Ironicamente, a Internet daquela época já proporcionava ao público uma visão rara e inadvertida do tipo de informações íntimas que os mecanismos de busca estavam armazenando em seus registros de pesquisa. Em agosto de 2006, a AOL, a gigante pré-histórica provedora de rede, lançou no domínio público alguns gigabytes de registros de pesquisa anônimos: 20 milhões de consultas feitas por 657.000 de seus clientes durante um período de três meses. Os resultados da pesquisa foram baseados no Google, que possuía 5% da AOL e administrava o mecanismo de pesquisa da empresa.48

Page viu esses registros como um ativo lucrativo, mas volátil, que ameaçava o negócio principal da empresa se viesse a se tornar público. Uma equipe de pesquisa da AOL pensou de maneira diferente: eles lançaram o lote de logs como uma boa ação em nome da promoção da pesquisa social. Para o público, foi uma boa ação. Mas para a AOL e, por extensão, à Google, os registros foram um fiasco de relações públicas, iluminando a intromissão maciça e sistêmica da privacidade na qual a economia de buscas se baseava.

Respondendo ao alvoroço, a AOL alegou que seus engenheiros haviam anonimizado os logs, substituindo as informações pessoais da conta de usuário por números aleatórios. Mas os jornalistas descobriram rapidamente que as identidades dos usuários poderiam ser facilmente modificadas com apenas meia dúzia de buscas. Um desses usuários – conhecido nos registros como “4417749” – foi facilmente desmascarado por dois repórteres ousados do New York Times como uma vovozinha da zona rural da Geórgia:

O nº 4417749 realizou centenas de buscas em um período de três meses sobre tópicos que vão de “dedos dormentes” a “60 homens solteiros” a “cães que urinam em tudo”. E, pesquisa por pesquisa, clique por clique, tornou-se mais fácil discernir a identidade do usuário da AOL nº 4417749. Há consultas para “paisagistas em Lilburn, Geórgia”, várias pessoas com o sobrenome Arnold e “casas vendidas no lago sombreado, subdivisão gwinnett, county georgia”. Não demorou muito tempo para investigar essa trilha de dados para Thelma Arnold, uma viúva de 62 anos moradora de Lilburn, Geórgia, que frequentemente pesquisa as doenças médicas de suas amigas e ama seus três cães.49

Os dados de log da AOL revelaram outra coisa.

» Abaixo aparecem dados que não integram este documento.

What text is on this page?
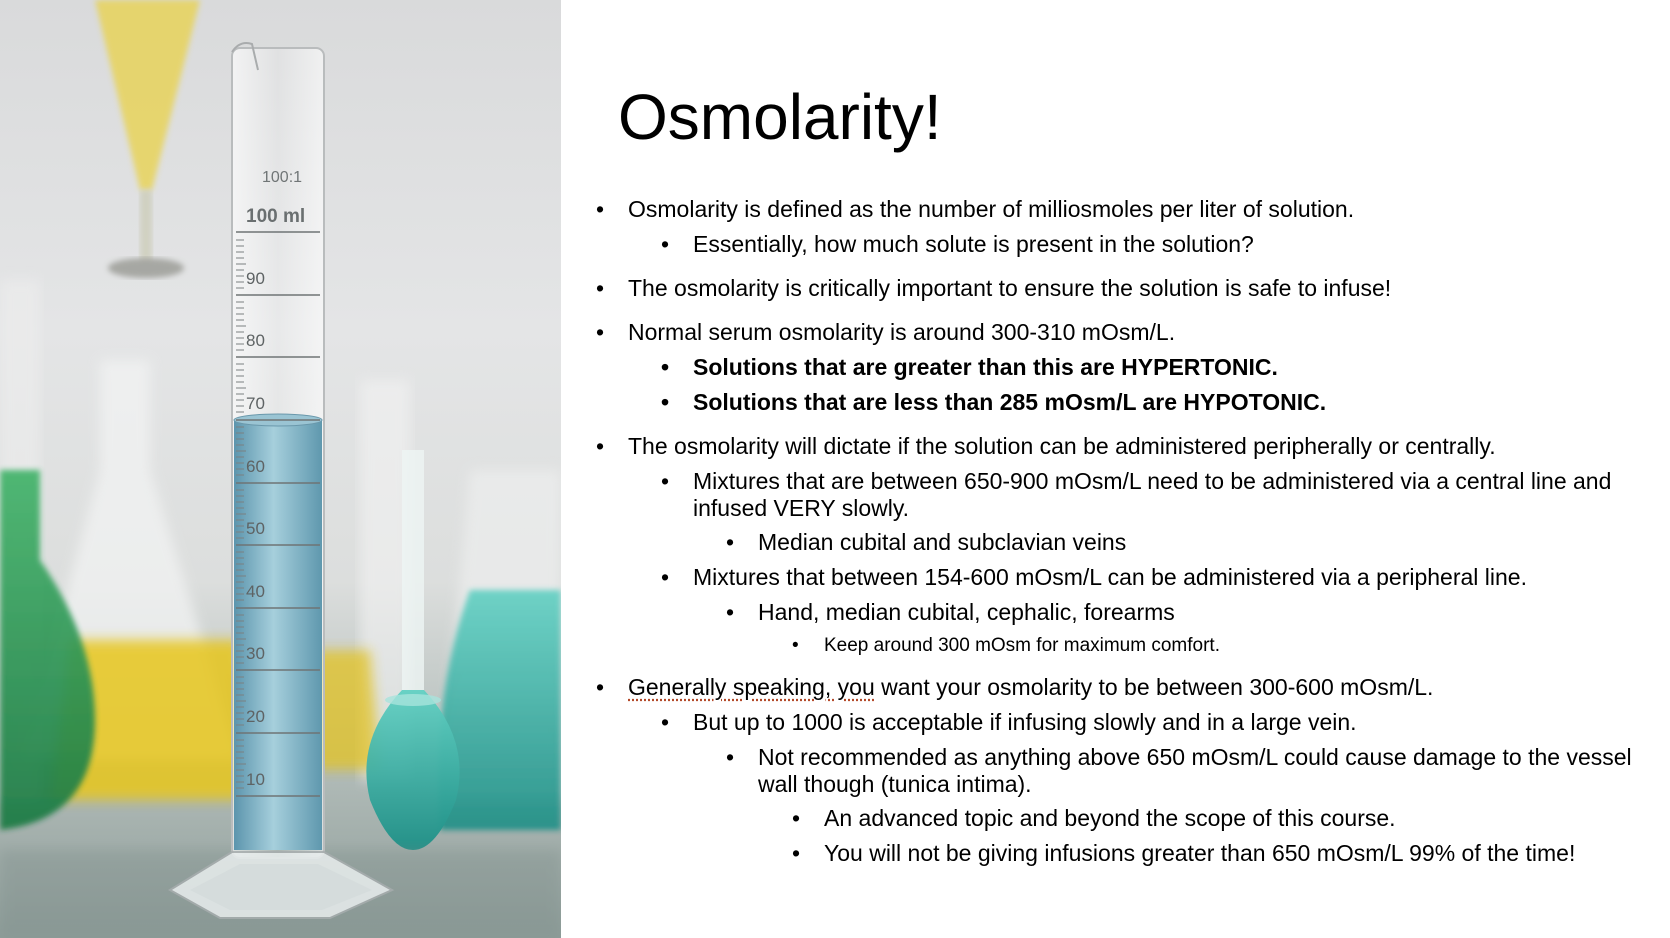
100:1
100 ml
90
80
70
60
50
40
30
20
10
Osmolarity!
• Osmolarity is defined as the number of milliosmoles per liter of solution.
• Essentially, how much solute is present in the solution?
• The osmolarity is critically important to ensure the solution is safe to infuse!
• Normal serum osmolarity is around 300-310 mOsm/L.
• Solutions that are greater than this are HYPERTONIC.
• Solutions that are less than 285 mOsm/L are HYPOTONIC.
• The osmolarity will dictate if the solution can be administered peripherally or centrally.
• Mixtures that are between 650-900 mOsm/L need to be administered via a central line and infused VERY slowly.
• Median cubital and subclavian veins
• Mixtures that between 154-600 mOsm/L can be administered via a peripheral line.
• Hand, median cubital, cephalic, forearms
• Keep around 300 mOsm for maximum comfort.
• Generally speaking, you want your osmolarity to be between 300-600 mOsm/L.
• But up to 1000 is acceptable if infusing slowly and in a large vein.
• Not recommended as anything above 650 mOsm/L could cause damage to the vessel wall though (tunica intima).
• An advanced topic and beyond the scope of this course.
• You will not be giving infusions greater than 650 mOsm/L 99% of the time!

Muitas das consultas de pesquisa eram extremamente privadas, humilhantes, perturbadoras e possivelmente incriminatórias. Intercaladas em pesquisas sobre tópicos mundanos, como restaurantes, programas de televisão e resenhas de câmeras digitais, foram feitas buscas de doenças médicas e conselhos sobre o que fazer “na manhã seguinte ao estupro” e, em alguns casos, consultas que pareciam mostrar indivíduos instáveis à beira de fazer algo violento e perigoso. Para entender completamente a natureza pessoal das pesquisas agora públicas, eis uma amostra dos logs brutos:

Usuário 2281868
“Como destruir demônios que vivem no apto acima”
“O hip hop e o rap são uma forma de satanismo”
“Os negros são satanás ou demônios ou gremlins?”
“Sexo animal”
“Os negros têm visão de raio-x?”

Usuário 6416389
“Garotas engordadas para abate”
“Carne tenra e cozida de meninas”
“Cortando bifes de nádegas de meninas”
“Garotas estranguladas e comidas”
“Garotas cortadas em bifes”

Usuário 1879967
“Comer minha ejaculação e quanto tempo ela pode permanecer fresca”
“vivendo no limite”
“Eu uso meu esperma como creme pós-barbear”
“É insalubre armazenar semem ou esperma em um copo e beber em uma semana”
“Eu coloco esperma no rosto como perfume para atrair garotas”

Vasculhei os logs e um fluxo de pesquisa chamou minha atenção. Pertencia ao usuário 5342598 e apresentava várias consultas sobre um assassinato não resolvido de uma mulher em San Jose, seguidas de pesquisas de recursos que poderiam ajudar uma pessoa a determinar se ela era um serial killer. Aqui está uma amostra do fluxo:

Usuário 5342598
“Assassinatos não resolvidos em san jose”
“Tara marowski”
“Assassinato não resolvido de tara marowski”
“Tara marowski encontrada morta no carro”
“Tara encontrada morta no carro”
“Mistérios não resolvidos tara marowski”
“Departamentos de polícia de san jose casos frios”
“Teste psicológico dado aos prisioneiros”
“Teste para ver se você é um serial killer”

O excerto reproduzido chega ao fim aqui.